Aku melepas sepatu yang aku gunakan, merapikannya di dalam rak dan berjalan menuju keruangan tempat biasa kami berkumpul. Saat memiliki banyak waktu luang seperti sekarang, aku menghabiskannya untuk memasak. Awalnya, semua masakanku terasa tidak karuan dan ada beberapa yang gosong. Kakakku-lah yang pertama kali menjadi korban masakan yang tidak enak itu. Tapi aku terus belajar dan berusaha karena aku juga hidup sendirian sehingga aku harus bisa melakukan pekerjaan rumah termasuk memasak makanan untuk diriku sendiri. Kemudian setelah beberapa kali mencoba, aku berhasil memasak ‘makanan yang terasa normal’. Hingga sekarang aku sering memasak dirumah dan dirumah kakakku ini. Aku berjalan menuju ke kulkas untuk melihat isi didalamnya. Lauk yang aku buat untuk kakakku sudah hampir habis. Jadi, aku memutuskan untuk membuatnya lagi. Setelah selesai, aku memasukkan semua ke dalam kulkas agar nanti kakakku hanya perlu memanaskannya saja. Aku pun duduk di sofa didekat meja makan, sambil menyalakan tv, dan aku memakan makan siang yang baru selesai aku masak. Setelah itu, aku pergi ke ruang kerja kakakku untuk membaca buku hingga malam.

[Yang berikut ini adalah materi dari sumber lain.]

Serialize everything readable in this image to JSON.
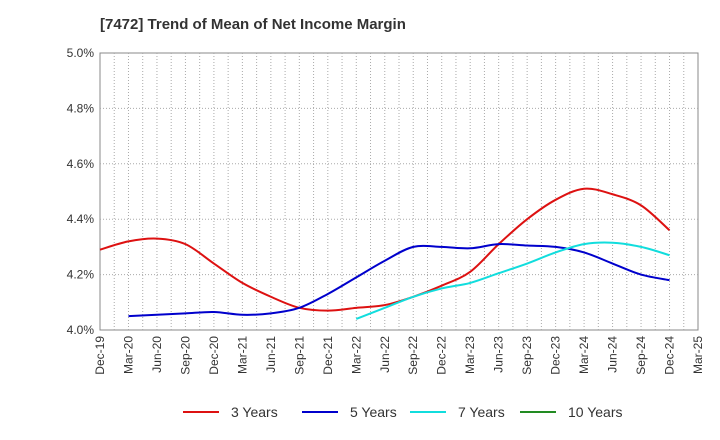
{
  "chart_data": {
    "type": "line",
    "title": "[7472]  Trend of Mean of Net Income Margin",
    "x_ticks": [
      "Dec-19",
      "Mar-20",
      "Jun-20",
      "Sep-20",
      "Dec-20",
      "Mar-21",
      "Jun-21",
      "Sep-21",
      "Dec-21",
      "Mar-22",
      "Jun-22",
      "Sep-22",
      "Dec-22",
      "Mar-23",
      "Jun-23",
      "Sep-23",
      "Dec-23",
      "Mar-24",
      "Jun-24",
      "Sep-24",
      "Dec-24",
      "Mar-25"
    ],
    "y_ticks": [
      "4.0%",
      "4.2%",
      "4.4%",
      "4.6%",
      "4.8%",
      "5.0%"
    ],
    "ylim": [
      4.0,
      5.0
    ],
    "y_unit": "%",
    "grid": true,
    "legend_position": "bottom",
    "series": [
      {
        "name": "3 Years",
        "color": "#dd1111",
        "x": [
          "Dec-19",
          "Mar-20",
          "Jun-20",
          "Sep-20",
          "Dec-20",
          "Mar-21",
          "Jun-21",
          "Sep-21",
          "Dec-21",
          "Mar-22",
          "Jun-22",
          "Sep-22",
          "Dec-22",
          "Mar-23",
          "Jun-23",
          "Sep-23",
          "Dec-23",
          "Mar-24",
          "Jun-24",
          "Sep-24",
          "Dec-24"
        ],
        "values": [
          4.29,
          4.32,
          4.33,
          4.31,
          4.24,
          4.17,
          4.12,
          4.08,
          4.07,
          4.08,
          4.09,
          4.12,
          4.16,
          4.21,
          4.31,
          4.4,
          4.47,
          4.51,
          4.49,
          4.45,
          4.36
        ]
      },
      {
        "name": "5 Years",
        "color": "#0000cc",
        "x": [
          "Mar-20",
          "Jun-20",
          "Sep-20",
          "Dec-20",
          "Mar-21",
          "Jun-21",
          "Sep-21",
          "Dec-21",
          "Mar-22",
          "Jun-22",
          "Sep-22",
          "Dec-22",
          "Mar-23",
          "Jun-23",
          "Sep-23",
          "Dec-23",
          "Mar-24",
          "Jun-24",
          "Sep-24",
          "Dec-24"
        ],
        "values": [
          4.05,
          4.055,
          4.06,
          4.065,
          4.055,
          4.06,
          4.08,
          4.13,
          4.19,
          4.25,
          4.3,
          4.3,
          4.295,
          4.31,
          4.305,
          4.3,
          4.28,
          4.24,
          4.2,
          4.18
        ]
      },
      {
        "name": "7 Years",
        "color": "#11dddd",
        "x": [
          "Mar-22",
          "Jun-22",
          "Sep-22",
          "Dec-22",
          "Mar-23",
          "Jun-23",
          "Sep-23",
          "Dec-23",
          "Mar-24",
          "Jun-24",
          "Sep-24",
          "Dec-24"
        ],
        "values": [
          4.04,
          4.08,
          4.12,
          4.15,
          4.17,
          4.205,
          4.24,
          4.28,
          4.31,
          4.315,
          4.3,
          4.27
        ]
      },
      {
        "name": "10 Years",
        "color": "#228b22",
        "x": [],
        "values": []
      }
    ]
  }
}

Pukul 09.00 malam, kakak belum juga pulang karena harus lembur padahal besok sudah weekend. Aku memutuskan untuk nonton tv lagi sampai akhinya aku ketiduran di sofa. Ketika aku bangun, hari sudah sangat terang dan aku berada di kamarku yang ada dirumah kakak. Aku pikir kakak-lah yang memindahkanku ke sana tadi malam. Aku turun dari kasur, merapikannya dan membuka pintu kamar untuk keluar. Aku menghampiri kakakku yang sedang membuat kopi. Kulihat sarapan juga sudah siap diatas meja makan.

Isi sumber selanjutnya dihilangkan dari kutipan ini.